厚生労働省の労働経済動向調査によると、1月末までの1年間に非正規労働者を正社員に転換した民間事業所は過去最高の50%だったことが分かった。産業別にみると、医療・福祉が65%で最高だったのに続き、生活関連・娯楽業が64%だった。今後の方針で、正社員に転換した実績のある事業所の69%で「正社員に登用したい」としている一方、実績のなかった事業所では31%にとどまっていた。正社員への転換が進む背景について、同省では「人手不足で企業が人材確保しようと取り組んでいる」とみている。

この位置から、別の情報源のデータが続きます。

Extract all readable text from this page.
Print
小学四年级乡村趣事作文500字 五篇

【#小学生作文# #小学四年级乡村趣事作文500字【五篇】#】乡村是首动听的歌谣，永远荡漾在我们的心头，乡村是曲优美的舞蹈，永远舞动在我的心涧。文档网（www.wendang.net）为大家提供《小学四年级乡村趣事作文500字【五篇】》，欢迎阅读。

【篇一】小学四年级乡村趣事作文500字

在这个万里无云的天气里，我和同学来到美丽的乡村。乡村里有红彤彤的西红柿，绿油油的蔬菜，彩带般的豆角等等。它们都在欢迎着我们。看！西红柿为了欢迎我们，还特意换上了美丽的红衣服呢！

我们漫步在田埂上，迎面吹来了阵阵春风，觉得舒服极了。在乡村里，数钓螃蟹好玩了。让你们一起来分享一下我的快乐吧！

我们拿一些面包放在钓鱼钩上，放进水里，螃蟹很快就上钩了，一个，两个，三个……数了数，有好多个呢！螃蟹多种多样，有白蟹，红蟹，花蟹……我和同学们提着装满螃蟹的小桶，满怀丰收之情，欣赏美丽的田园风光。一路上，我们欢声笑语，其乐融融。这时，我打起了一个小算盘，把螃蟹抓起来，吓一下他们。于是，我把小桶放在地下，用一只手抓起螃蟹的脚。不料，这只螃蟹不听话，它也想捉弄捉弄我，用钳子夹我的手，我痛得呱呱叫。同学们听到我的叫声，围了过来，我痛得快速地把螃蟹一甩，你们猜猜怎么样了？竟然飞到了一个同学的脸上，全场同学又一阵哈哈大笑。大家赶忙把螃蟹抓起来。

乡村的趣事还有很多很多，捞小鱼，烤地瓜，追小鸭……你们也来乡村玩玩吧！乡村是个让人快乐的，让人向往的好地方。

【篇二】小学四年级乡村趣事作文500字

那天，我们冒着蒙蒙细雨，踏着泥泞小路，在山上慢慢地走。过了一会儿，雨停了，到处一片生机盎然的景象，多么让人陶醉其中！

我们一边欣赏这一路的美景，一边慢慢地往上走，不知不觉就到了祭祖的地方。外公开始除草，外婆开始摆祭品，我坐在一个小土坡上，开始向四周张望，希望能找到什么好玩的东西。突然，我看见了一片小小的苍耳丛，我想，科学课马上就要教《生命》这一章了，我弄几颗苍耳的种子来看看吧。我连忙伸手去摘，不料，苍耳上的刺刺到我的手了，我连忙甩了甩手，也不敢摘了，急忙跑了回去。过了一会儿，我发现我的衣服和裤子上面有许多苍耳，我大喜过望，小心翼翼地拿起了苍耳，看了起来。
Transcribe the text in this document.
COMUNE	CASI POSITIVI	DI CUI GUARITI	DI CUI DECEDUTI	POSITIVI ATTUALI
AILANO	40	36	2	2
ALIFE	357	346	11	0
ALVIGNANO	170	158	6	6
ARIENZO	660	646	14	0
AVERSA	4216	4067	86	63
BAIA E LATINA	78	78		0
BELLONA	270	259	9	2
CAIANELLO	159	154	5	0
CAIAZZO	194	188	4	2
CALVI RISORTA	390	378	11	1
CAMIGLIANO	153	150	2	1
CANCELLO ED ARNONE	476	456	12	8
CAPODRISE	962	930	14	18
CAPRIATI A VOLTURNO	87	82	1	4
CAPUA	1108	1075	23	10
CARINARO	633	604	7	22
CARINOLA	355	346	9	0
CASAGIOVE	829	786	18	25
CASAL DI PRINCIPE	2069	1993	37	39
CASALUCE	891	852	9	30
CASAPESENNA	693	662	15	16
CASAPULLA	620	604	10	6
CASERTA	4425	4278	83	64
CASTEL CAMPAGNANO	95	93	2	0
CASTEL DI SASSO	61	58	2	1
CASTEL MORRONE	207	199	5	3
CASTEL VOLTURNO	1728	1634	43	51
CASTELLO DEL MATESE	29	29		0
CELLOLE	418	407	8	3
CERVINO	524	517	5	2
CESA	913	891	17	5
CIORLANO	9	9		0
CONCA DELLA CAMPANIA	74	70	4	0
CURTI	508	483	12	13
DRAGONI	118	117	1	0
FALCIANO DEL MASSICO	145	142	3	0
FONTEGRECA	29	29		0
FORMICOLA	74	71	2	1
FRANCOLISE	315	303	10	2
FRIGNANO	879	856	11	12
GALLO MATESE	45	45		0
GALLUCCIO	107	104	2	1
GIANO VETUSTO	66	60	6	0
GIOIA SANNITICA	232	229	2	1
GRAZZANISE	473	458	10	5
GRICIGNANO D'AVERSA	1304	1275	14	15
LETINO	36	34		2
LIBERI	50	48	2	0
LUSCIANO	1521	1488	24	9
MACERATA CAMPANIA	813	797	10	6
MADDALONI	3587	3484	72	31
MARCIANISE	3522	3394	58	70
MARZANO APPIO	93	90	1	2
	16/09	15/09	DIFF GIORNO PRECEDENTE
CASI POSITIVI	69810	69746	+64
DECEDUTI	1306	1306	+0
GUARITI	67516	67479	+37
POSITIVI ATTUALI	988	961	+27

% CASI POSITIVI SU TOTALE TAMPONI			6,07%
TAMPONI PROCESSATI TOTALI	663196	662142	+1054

警察庁のまとめによると、全国の暴力団構成員数は2016年末時点で前年比1割減の約1万8100人になっていることが分かった。ピークだった1963年の18万人から減少が続き、1割台にまで減少し、初めて2万人を割り込んでいる。同庁では、「利益供与を禁じた暴力団排除条例が2011年まで全国で施行された影響は大きく、資金獲得が苦しくなっている」と、構成員数の減少要因を分析している。